Przytłaczający swoim ciężarem kosmos, ukazywany jako pełna przemocy codzienność, staje się jaśniejszy dopiero wtedy, gdy docieramy do bliższych nam czasów. Film czerpie dynamikę z poetyckich wizji, fantazji lub dziecięcych lęków, co skutkuje olśniewającymi, a niekiedy trudnymi do wytrzymania scenami – np. małej dziewczynki wyobrażającej sobie swoją próbę samobójczą w nadziei, iż matka w końcu zwróci na nią choć odrobinę uwagi.

Czytaj też: Zanim będzie za późno. Znamy zwycięzców Millennium Docs Against Gravity

Będzie Złota Palma?

Mascha Schilinski filmuje to wszystko z wyjątkową uważnością. Potrafi m.in. oddawać skomplikowane stany umysłu dziecka, eksplorując jego skłonności do manipulacji i brak niewinności. W filmie wyczuwa się lepką atmosferę rodzącego się pożądania, w niektórych dziewczynkach pojawia się erotyzm doskonale opisany w „Lolicie”, ale reżyserka natychmiast nakłada na to gorzki obraz traum, karcącą postawę matek, bezlitosne wykorzystywanie przez mężczyzn.
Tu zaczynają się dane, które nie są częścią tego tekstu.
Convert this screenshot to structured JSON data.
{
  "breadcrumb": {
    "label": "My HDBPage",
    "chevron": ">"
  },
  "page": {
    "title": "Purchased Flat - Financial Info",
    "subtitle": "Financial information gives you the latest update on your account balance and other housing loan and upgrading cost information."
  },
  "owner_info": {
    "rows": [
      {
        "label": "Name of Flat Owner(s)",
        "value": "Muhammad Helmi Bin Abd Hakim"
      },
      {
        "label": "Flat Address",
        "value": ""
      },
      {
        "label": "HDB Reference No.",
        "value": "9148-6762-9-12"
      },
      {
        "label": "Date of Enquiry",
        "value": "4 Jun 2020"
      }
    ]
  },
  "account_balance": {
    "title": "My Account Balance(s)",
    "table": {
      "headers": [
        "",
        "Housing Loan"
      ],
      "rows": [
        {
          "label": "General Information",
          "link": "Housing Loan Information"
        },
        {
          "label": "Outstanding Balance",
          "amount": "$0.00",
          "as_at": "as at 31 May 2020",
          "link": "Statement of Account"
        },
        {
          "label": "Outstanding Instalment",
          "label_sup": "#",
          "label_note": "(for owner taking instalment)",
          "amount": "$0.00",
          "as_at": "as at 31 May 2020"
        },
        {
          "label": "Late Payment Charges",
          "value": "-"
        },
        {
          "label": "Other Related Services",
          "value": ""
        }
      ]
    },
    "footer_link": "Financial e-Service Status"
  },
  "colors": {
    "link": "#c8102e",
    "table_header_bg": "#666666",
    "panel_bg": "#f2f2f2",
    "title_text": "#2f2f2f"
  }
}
Jeśli się okaże, jak przewiduje wielu dziennikarzy, iż nic ciekawszego już w tym roku w Cannes nie obejrzymy, „Sound of Falling” czeka triumf. Osobiście w Złotą Palmę dla tego filmu nie wierzę. choćby dla wyrobionego widza jest to zbyt wymagająca propozycja, wybitne, ale przeładowane znaczeniami, hermetyczne dzieło, któremu trzeba się wielokrotnie przyglądać. Niewątpliwie będzie jednak o nim głośno.